Hiç sanmıyorum. Umarım dediğiniz gibi özgürleşebilirler. Ancak bu kavramın da ucu bucağı olmadığı için, yakın gelecekte büyük bir yıkım görecek gibiyiz. Yine umarım ki, yanılırım...
Halbuki her şey biraz flu olmalı 😃 çok güzel bağladınız konuyu... müthiş kafa açan bir Alper Hasanoğlu söyleyişisi daha
aile=evlilik algısından ötürü mevcut evlilerin çoğu gerçek ailesine kavuşamadan ya da aile olma hissini duyamadan hayatlarına devam ediyorlar. anne babasıyla "aile" olmak isteyen çocuk, bu durumu aile olmanın ne olduğunu daha önce tecrübe edememiş ya da yanlış tecrübe etmiş anne, babasına nasıl izah edebilir?
yaaaa... ben de diyorum bu büyük şehirler çok yalnız tek başına yaşanılan evler ; evlenmezsen yalnız kalırsın mantığı.. ya çoğalmasaydık bu kdr büyümeseydik ne olurdu yaa.. gerçekten o köy kasaba ya d aküçük şehirlerden gelen kalabalık ailelerde büyüyen çocuklar daha rahatlar.. yani şimdi de üremiyomuşuz.. ya üremeyelimm çoğalmayalım çünkü doğan çocuklar da sağlıklı büyümüyolar anne babaları sağlıklı bi ruh halinde güvende hissetmedikleri için.. ya kız arkadaşlarım bi panik can hıraş evlendiler şimdi hiçbiriyle konuşamıyorum ya deli gibiler.. depresyondalar iki çocukla ....
Çocuk evleri İsrail de KİBUTZ çiftliklerde var,ki sağlıksız olduğu saptanınca yeni yapılanma da köyler kurulup tüm aile birlikte yaşamaya başladılar.
Müthiş bir bölüm oldu. Alper Hasanoğlu'nun açık fikirleri süper
En sevdiğim celal şengör bölümüydü.
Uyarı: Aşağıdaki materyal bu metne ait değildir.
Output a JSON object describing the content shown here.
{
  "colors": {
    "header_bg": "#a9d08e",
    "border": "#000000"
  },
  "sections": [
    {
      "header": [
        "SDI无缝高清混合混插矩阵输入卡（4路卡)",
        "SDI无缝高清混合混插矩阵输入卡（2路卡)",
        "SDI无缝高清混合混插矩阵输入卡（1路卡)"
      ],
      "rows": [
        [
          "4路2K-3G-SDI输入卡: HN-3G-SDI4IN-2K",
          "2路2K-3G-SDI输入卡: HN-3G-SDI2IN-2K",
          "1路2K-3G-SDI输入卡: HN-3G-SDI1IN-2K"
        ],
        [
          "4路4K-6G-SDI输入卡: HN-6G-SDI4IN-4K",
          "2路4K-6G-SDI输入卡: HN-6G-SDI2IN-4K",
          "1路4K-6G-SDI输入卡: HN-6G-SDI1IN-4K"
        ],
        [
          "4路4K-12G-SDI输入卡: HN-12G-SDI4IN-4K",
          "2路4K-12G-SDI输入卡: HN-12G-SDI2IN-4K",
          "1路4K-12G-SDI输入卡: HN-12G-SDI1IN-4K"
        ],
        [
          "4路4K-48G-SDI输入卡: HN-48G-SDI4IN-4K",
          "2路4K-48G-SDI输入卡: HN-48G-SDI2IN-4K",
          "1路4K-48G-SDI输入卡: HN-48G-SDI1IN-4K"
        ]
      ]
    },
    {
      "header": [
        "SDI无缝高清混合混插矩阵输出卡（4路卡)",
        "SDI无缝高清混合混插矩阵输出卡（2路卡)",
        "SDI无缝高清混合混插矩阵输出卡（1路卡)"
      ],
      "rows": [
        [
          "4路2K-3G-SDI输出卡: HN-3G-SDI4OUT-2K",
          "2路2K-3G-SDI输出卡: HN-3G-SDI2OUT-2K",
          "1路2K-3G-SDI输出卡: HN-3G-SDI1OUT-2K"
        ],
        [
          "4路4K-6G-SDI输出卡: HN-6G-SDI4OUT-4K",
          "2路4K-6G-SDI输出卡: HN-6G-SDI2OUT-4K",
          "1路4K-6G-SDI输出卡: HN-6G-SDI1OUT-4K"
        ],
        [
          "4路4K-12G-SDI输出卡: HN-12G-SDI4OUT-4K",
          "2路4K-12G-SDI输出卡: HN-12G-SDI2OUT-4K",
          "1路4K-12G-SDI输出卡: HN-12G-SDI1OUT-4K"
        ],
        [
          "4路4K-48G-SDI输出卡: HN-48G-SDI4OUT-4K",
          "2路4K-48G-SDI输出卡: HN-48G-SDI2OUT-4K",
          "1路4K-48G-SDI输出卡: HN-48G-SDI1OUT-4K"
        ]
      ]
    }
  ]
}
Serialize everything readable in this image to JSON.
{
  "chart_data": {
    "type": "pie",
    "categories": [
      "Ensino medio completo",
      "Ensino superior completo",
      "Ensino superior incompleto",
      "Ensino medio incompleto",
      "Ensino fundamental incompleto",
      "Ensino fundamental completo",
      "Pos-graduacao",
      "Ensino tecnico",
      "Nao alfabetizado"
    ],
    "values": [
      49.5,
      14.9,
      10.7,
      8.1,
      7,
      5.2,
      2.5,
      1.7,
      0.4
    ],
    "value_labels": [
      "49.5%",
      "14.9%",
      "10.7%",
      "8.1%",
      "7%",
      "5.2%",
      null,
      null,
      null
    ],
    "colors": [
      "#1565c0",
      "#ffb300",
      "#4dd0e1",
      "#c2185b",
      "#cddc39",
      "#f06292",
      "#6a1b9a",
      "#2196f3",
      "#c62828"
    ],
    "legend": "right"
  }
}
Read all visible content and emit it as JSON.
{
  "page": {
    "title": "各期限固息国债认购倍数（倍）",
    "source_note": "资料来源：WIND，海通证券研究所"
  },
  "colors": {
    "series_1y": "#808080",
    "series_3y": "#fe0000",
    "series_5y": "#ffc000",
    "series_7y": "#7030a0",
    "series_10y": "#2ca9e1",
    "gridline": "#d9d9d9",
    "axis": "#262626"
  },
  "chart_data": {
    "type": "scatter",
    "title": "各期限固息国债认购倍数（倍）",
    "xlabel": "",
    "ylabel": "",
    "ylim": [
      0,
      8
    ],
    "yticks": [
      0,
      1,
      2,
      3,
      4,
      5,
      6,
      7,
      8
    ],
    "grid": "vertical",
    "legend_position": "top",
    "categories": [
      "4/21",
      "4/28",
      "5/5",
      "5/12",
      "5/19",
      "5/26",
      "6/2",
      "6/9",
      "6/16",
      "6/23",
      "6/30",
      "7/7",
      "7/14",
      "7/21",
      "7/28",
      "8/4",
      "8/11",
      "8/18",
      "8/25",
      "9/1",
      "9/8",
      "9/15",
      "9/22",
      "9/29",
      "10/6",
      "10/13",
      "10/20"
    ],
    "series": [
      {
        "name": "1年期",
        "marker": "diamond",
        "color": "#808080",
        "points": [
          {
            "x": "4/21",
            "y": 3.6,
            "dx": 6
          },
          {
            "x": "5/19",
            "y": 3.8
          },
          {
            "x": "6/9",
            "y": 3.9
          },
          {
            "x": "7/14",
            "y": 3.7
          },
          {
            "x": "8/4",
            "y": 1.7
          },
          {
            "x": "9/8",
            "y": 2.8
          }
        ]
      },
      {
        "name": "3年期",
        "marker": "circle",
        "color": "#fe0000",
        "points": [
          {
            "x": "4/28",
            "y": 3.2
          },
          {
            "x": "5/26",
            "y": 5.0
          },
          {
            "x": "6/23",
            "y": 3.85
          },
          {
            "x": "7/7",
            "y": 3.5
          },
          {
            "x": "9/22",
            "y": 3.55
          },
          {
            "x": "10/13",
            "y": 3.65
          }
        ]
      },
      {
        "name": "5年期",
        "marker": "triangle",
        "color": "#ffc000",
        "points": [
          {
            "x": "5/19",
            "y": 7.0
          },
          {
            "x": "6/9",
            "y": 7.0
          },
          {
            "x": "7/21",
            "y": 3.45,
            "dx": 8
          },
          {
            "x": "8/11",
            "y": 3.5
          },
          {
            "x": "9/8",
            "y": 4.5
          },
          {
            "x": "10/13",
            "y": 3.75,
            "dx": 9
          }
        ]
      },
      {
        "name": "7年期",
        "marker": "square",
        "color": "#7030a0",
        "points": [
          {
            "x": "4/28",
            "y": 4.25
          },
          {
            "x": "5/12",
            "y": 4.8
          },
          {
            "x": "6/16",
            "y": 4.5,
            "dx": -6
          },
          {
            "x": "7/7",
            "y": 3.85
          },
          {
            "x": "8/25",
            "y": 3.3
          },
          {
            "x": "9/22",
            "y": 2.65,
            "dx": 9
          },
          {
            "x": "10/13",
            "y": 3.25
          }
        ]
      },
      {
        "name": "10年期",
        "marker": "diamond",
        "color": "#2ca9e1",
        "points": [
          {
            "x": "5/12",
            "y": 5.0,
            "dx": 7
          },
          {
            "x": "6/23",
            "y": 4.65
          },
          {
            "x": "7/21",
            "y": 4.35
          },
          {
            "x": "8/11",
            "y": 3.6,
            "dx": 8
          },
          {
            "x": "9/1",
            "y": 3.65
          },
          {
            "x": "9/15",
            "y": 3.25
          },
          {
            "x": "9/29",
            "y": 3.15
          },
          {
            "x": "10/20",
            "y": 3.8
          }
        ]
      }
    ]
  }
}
Teşekkürler
Alper bey çok değerli bir entelektüel
Yav, ne dolu, ne anlamlı bir akış!. O kadar yalın ki sanki gerçek ama biz uykudaymışız gibi. Şaşkınım. Bunu nasıl başardınız?
Kanunlarımız evlilik içi ya da dışı doğmuş tüm çocukları eşit haklarla koruyor. Sorun toplumsal bakış açısında.
Allah kahretsin, hocam hayatin anlamini vermis. Agzim yuzum dagildi bu kadar bilgiyi sindirirken.
Selamlar. Ya ben Flu TV videolarını izledikten sonra kendime, "İzlediğin videyou 3-5 cümleyle özetle" dediğimde tatmin edici cevaplar veremiyorum. Kısa süreye görece fazla bilgi sıkıştırılmasından kaynaklanıyor olabilir. Belki de benden kaynaklanıyor ama ben ilkine inanmayı tercih ediyorum şimdilik. Acaba, ekibe de fazla iş yükü oluşturmadan, bölümde konuşulan konularla alakalı, konuğa da danışarak, alt tarafa birkaç tane kaynak bırakılabilir mi?